The documentary is frustratingly lacking in details, coming across as the cinematic equivalent of a long-dormant observation from a Twitter “drafts” folder that somehow never got updated. It’s one thing to blame post-9/11 paranoia and the Bush administration for the situation that led to Abu Zubaydah’s detention, torture and then continued detention. But there have been three subsequent administrations and Gibney gives no real suggestion of evolving policies or promises made and abandoned, much less where anything stands in 2021 other than “the same place.”

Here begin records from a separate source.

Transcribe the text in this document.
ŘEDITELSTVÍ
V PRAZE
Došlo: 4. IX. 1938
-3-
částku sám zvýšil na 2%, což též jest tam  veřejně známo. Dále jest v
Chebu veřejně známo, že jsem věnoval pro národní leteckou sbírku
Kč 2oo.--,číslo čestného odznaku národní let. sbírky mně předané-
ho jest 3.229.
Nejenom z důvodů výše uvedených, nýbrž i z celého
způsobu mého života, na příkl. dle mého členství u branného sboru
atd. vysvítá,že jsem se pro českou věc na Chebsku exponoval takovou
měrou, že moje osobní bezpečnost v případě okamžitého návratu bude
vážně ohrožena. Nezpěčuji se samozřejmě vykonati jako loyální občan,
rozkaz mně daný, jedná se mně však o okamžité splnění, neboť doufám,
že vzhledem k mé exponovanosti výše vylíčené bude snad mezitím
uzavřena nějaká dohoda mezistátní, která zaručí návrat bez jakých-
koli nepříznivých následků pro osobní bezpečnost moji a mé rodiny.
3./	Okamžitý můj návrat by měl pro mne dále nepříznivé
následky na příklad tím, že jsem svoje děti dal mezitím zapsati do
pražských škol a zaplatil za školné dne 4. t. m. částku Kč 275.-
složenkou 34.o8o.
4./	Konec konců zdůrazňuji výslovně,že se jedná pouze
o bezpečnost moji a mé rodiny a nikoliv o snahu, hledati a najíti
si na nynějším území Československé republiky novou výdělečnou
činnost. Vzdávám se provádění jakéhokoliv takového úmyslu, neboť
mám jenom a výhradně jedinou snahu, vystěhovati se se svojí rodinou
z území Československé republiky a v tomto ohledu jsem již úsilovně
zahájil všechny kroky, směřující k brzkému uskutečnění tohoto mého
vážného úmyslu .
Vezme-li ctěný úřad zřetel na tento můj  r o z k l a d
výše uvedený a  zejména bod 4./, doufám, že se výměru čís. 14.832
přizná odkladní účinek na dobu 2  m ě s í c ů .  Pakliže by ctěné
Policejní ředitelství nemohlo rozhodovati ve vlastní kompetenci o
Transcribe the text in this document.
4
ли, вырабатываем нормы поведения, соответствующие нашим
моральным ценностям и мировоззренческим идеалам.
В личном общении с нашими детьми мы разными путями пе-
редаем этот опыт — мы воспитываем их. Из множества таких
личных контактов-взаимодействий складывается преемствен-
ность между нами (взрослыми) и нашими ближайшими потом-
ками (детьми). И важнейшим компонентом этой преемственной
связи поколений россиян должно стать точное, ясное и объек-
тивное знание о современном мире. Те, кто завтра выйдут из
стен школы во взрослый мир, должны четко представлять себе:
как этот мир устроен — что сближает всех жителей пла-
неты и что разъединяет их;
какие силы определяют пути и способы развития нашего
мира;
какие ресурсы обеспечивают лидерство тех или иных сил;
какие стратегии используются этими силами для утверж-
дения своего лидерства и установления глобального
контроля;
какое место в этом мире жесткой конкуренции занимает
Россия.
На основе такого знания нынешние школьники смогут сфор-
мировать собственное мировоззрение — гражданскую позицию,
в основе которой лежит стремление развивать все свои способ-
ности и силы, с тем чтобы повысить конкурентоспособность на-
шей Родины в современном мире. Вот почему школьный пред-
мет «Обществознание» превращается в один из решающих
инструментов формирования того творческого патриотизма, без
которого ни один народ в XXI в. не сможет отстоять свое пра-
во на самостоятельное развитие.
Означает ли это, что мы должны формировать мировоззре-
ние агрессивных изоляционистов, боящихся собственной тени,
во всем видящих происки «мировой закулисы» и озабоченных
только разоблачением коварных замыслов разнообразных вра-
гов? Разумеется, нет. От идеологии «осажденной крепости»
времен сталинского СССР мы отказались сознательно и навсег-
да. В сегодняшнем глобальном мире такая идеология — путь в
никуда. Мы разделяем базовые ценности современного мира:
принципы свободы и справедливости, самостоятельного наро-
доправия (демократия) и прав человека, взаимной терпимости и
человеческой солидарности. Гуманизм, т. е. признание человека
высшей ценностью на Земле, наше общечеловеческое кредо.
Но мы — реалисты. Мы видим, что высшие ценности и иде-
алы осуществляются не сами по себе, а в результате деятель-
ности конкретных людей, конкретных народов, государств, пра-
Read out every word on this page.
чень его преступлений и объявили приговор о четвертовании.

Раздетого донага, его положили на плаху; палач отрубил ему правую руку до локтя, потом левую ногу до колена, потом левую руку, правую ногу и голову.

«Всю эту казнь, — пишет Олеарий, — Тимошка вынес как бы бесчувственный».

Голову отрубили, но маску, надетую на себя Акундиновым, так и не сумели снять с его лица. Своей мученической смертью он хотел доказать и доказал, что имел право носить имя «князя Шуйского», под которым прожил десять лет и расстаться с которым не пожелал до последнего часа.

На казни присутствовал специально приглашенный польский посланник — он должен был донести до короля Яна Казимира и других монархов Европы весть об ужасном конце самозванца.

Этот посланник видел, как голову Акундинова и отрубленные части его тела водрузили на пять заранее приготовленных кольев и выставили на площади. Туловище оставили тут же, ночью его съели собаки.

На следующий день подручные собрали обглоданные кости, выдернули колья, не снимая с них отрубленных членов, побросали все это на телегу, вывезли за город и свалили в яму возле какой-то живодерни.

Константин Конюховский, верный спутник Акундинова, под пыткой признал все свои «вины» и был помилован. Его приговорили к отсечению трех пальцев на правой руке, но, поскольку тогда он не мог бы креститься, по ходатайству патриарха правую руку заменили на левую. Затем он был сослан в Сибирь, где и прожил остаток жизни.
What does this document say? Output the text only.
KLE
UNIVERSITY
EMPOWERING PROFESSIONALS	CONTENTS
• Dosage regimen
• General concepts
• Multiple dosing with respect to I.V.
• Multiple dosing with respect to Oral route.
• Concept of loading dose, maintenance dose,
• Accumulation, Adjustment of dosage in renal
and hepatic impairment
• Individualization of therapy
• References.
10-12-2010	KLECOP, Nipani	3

A 2013 document referred to 71 detainees, including Abu Zubaydah, who were eligible for “Periodic Review Board” oversight — detainees who were too innocent to charge and too dangerous to release. Nothing about that makes it into the documentary, nor do President Obama’s vows related to Guantanamo or findings from the European Court of Human Rights related to U.S. rendition policies. Abu Zubaydah’s attorney Joseph Margulies appears in the documentary, but he’s also mostly talking about the things that were done to his client before 2008 and not what is happening with him now or what, ideally, he would hope to see.

Of the purpose of the 9/11 attacks, Gibney narrates, “It wasn’t to win a war. It was to provoke us to abandon the principles of democracy we claim to live by.” It’s a point Gibney has made in different ways in Taxi to the Dark Side and in other subsequent documentaries, and the fact that it still has to be repeated on the 20th anniversary of the attacks obviously disturbs him. It should disturb all viewers.

If there’s a next question that needs to be asked, The Forever Prisoner fails to ask it — and that, to me, is the difference between a documentary that finds value in its damning familiarity and one that takes the conversation to whatever its next stage happens to be.